Le soir venu, les enfants se retirèrent dans leur chambre. Sa femme s’endormit. Il fit semblant d’en faire autant. Mais il avait laissé la porte à demi-fermée pour ne point faire de bruit. Et quand il vit Laças grimper vers son trou dans les solives, il entrouvrit doucement la porte, le vit contourner la cour sur la cime du mur de clôture et sauter dans la ruelle.
Bensalem se précipita donc vers la porte de la cour, suivit sur la pointe des pieds par Lâças qui s'acheminait noblement vers le jardin familial.
Le maître marchait à pas feutrés sur ses traces. A sa stupéfaction, il vit déboucher de divers côtés d'autres chats. Ils se réunirent sous un buisson.
Et de là, il vit sortir un groupe d'hommes qui se dirigèrent vers le silo. Ils étaient vêtus comme lui d'une gandoura blanche.
Bravement Bensalem se joignit à eux. La clarté lunaire qui coulait par l'entrée de la grotte permettait de distinguer une grande gueçâa de bois, laissée par la famille au cours de ses repas d'été, qui était par terre, au milieu de la salle, et pleine de couscous.
Bensalem fut très intrigué de voir que sur le rebord assez épais de cette gueçâa se trouvait une chaîne qui épousait le contour circulaire du plat.

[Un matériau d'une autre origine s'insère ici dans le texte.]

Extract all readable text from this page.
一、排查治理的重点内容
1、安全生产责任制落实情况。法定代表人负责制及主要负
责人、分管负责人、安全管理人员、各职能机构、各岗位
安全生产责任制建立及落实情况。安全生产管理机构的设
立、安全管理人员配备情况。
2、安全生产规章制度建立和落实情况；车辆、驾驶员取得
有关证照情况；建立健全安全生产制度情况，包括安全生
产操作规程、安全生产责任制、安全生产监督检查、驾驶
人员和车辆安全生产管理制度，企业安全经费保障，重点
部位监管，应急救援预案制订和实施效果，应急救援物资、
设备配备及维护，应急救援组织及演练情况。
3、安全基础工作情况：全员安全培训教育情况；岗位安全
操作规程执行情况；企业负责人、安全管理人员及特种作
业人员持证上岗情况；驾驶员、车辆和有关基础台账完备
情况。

Il s'assit sur les talons comme tout le monde autour de la gueçâa, sans être apparemment remarqué. Mais, comme les convives muets ne se décidaient pas à mettre la main au plat, Bensalem, après avoir saisi de la main gauche la chaîne qui entourait le couscous, pour rompre le silence, se mit à lancer, suivant le rite, un sonore «bismillah» («Au nom de Dieu») avant de prendre de sa main droite une poignée de couscous.
Aussitôt un éclatement terrible ébranla l'atmosphère, comme si tous les convives pulvérisés se dissipaient en ouragan.
Bensalem, effrayé, tenait solidement sa chaîne, mais la gueçâa se soulevait elle-même de terre. Tremblant de tous ses membres, Bensalem, dès lors seul dans la grotte, se cramponnait des deux mains à la chaîne de la coupe de bois qui s'élevait, s'élevait dans les airs, l'entraînant jusqu'au plafond.
Longtemps, il resta ainsi suspendu.
Mais, peu à peu, tout rentrait dans le silence, l'ordre et la nuit. Alors, Bensalem se laissa retomber.
Le lendemain, après cette nuit bouleversante, il raconta les faits aux confrères de sa zaouia qui l'accompagnèrent à la grotte. La gueçâa des chats-djinns fut trouvée et transportée avec honneur jusqu'à la mosquée du pays où depuis elle sert dans les cérémonies de circoncision.